One hundred and fifty years ago, on June 20th 1849, the poet James Clarence Mangan died in an isolation ward of the Meath Hospital, Dublin, of the combined effects of cholera and starvation.The great famine was at its height. He had flitted hungrily around the fringes of Dublin society in his lifetime, never quite fitting in. In death he has haunted the fringes of Irish literary tradition, remembered for a handful of striking lyrics, but never quite finding a secure place despite the championship of such major figures as Joyce and Yeats.
The future poet was born James Mangan on May 1st 1803 at Fishamble Street, Dublin, the second son of a schoolteacher, also James Mangan, of Shanagolden, County Limerick. His mother was Catherine Smith who came of a farming family in County Meath and, after her marriage, moved to Dublin where she and her husband took over the running of a small retail business belonging to Catherine's aunt. Simple undisputed facts about Mangan’ s life have always been hard to come by and even his name is a bit of a mystery. The ‘Clarence’ was a feature he added himself; no one quite knows why.
The Mangans did not thrive financially. It is said that James Snr. was given to heavy drinking, or that he was simply a poor businessman. It has been suggested that he was given to throwing lavish and expensive parties and generally living beyond his means. Whatever the cause, family fortunes were such that young James was forced to end his formal education at the age of fifteen and commence work as a scrivener. In this loathed occupation he continued until 1836. He seems to have then attempted to live from writing until 1838 when he got a job with the Ordnance Survey .
During this time he was building a reputation as a poet and eccentric. He is described by a contemporary, who saw him in the Library of Trinity College, as a thin little man with a waxen countenance and pale hair, who sat on top of a ladder deciphering a dusty volume in the dim light. He effected a bizarre mode of dress, walking the streets in a tall conical hat and black cloak, with trousers several sizes too big, and a battered old umbrella on his arm. During this time he developed the progressive reliance on alcohol and opium that was to contribute to his decline and death.
Opinions vary as to why translation played such a major part in Mangan’s poetic output. Most of the pieces we remember him for, ‘Dark Rosaleen’, ‘O Hussey’s Ode to the Maguire’, ‘Twenty Golden Years Ago’ and so on, are versions of real or imaginary originals. Perhaps, as some have suggested, standing at a turning point in Irish cultural life with the Gaelic tradition apparently on it's last legs he saw himself as salvaging, through translation, parts of that dying culture. Perhaps the influence was more interesting and more indirect. Maybe he experienced within himself an emptiness caused by the death of the Gaelic order and the absence of any native tradition in English to replace it and invented a tradition for himself by improvising its authors. What he did not do, and it is for this in particular that Joyce praises him and hails him as a precursor, was to fill the felt vacuum with the political opinion of the day. Though he wrote extensively for the growing nationalist press especially Thomas Davis’s ‘The Nation’, and though he evidently sympathised with many of the views found therein, his loyalty remained primarily to his calling as a poet. In his best work he produced, in Joyce’s words “an exalted lyrical music and a burning idealism that revealed themselves in rhythms of extraordinary and unpremeditated beauty” .
If Mangan’s involvement with the nationalist movements of the time did not unduly influence his poetic output it may however have fatally affected his life. Following the closure of the Ordnance Survey in 1841 he found a job as a cataloguer for Trinity College Library. This does not seem to have been an onerous position and is likely to have provided the obsessive autodidact (who had already taught himself several languages) with an unrivalled opportunity to pursue his studies.
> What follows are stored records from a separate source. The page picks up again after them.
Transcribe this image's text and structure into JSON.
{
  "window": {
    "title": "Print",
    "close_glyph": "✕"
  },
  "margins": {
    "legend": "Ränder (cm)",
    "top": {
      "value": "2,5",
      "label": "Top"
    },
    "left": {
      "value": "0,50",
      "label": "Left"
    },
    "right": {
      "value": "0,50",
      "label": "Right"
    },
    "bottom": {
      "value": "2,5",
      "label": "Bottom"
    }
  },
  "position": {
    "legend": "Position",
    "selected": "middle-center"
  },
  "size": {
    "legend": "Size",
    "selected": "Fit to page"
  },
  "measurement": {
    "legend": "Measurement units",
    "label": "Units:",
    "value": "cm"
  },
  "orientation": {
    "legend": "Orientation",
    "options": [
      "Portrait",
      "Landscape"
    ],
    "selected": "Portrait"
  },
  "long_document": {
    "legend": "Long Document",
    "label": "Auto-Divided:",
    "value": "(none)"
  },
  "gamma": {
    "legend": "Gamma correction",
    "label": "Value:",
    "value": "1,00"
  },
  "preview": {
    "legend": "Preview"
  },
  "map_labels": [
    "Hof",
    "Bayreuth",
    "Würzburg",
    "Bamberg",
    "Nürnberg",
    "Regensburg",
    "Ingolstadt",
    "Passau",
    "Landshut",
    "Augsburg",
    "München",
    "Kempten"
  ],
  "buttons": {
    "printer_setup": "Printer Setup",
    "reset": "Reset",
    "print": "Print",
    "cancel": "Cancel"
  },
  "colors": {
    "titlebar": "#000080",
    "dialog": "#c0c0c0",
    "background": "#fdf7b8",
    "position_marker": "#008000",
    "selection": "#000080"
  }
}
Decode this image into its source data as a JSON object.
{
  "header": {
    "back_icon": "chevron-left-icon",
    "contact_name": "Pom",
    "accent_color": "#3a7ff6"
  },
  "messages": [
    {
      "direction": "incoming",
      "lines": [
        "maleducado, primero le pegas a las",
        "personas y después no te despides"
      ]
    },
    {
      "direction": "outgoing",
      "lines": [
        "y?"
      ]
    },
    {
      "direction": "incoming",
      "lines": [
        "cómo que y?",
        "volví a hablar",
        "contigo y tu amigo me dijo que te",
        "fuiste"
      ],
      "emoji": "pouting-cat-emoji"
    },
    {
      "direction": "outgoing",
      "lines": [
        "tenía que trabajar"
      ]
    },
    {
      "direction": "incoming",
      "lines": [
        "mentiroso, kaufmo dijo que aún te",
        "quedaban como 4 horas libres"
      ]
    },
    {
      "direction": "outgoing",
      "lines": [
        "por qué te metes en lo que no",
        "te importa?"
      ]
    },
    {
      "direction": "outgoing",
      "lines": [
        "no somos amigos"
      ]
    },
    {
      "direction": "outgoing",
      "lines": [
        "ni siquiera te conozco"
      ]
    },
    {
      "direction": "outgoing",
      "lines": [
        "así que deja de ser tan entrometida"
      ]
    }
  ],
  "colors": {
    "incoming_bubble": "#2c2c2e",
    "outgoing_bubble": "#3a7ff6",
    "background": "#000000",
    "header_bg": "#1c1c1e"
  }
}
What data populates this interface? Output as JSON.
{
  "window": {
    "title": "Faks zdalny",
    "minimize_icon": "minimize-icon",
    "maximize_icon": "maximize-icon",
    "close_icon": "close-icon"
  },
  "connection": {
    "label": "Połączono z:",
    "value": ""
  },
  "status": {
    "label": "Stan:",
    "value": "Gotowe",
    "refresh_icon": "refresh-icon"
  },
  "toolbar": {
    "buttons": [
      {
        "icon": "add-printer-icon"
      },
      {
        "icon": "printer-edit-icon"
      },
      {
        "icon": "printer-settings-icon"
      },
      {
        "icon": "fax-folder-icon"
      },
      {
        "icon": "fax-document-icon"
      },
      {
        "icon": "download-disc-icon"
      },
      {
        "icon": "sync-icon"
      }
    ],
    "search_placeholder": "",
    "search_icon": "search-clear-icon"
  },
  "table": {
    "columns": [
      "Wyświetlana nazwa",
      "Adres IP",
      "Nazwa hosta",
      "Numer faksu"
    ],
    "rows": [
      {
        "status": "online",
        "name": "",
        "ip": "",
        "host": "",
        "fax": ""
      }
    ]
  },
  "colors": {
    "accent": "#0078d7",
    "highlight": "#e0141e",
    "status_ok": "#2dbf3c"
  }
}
Unfortunately Mangan, through his writing for ‘The Nation’ and the more radical ‘United Irishman’ was closely associated whit the Young Ireland Movement and, following their disastrous attempt at an uprising in 1848 he was dismissed from his post.
Mangan’s health and fortunes seem to have gone into a precipitate decline at this point. His opium addiction gained the upper hand. Joyce quotes a contemporary account to the effect that he “descended the last steps towards the grave with frightening rapidity”. He became mute and ragged. He ate little until one day, having collapsed in the street, he was admitted to hospital and transferred to a ward for victims of the epidemic of cholera then sweeping the country in the wake of famine. He died soon after and some friends made a collection to pay for his funeral. His only possession was a volume of German poetry found in his pocket.
Our contributor, Patrick Egan, from County Westmeath, Ireland, lived in Cardiff from the early 1980s to the late 1990s. He now lives and works in Ireland. A social worker and a published poet he is also a fluent Irish speaker. As Secretary of Comhluadar Caerdydd, the Cardiff Irish language society, he was involved in arranging a public meeting in Cardiff in November, 1994 which led to the formation of the Wales Famine Forum.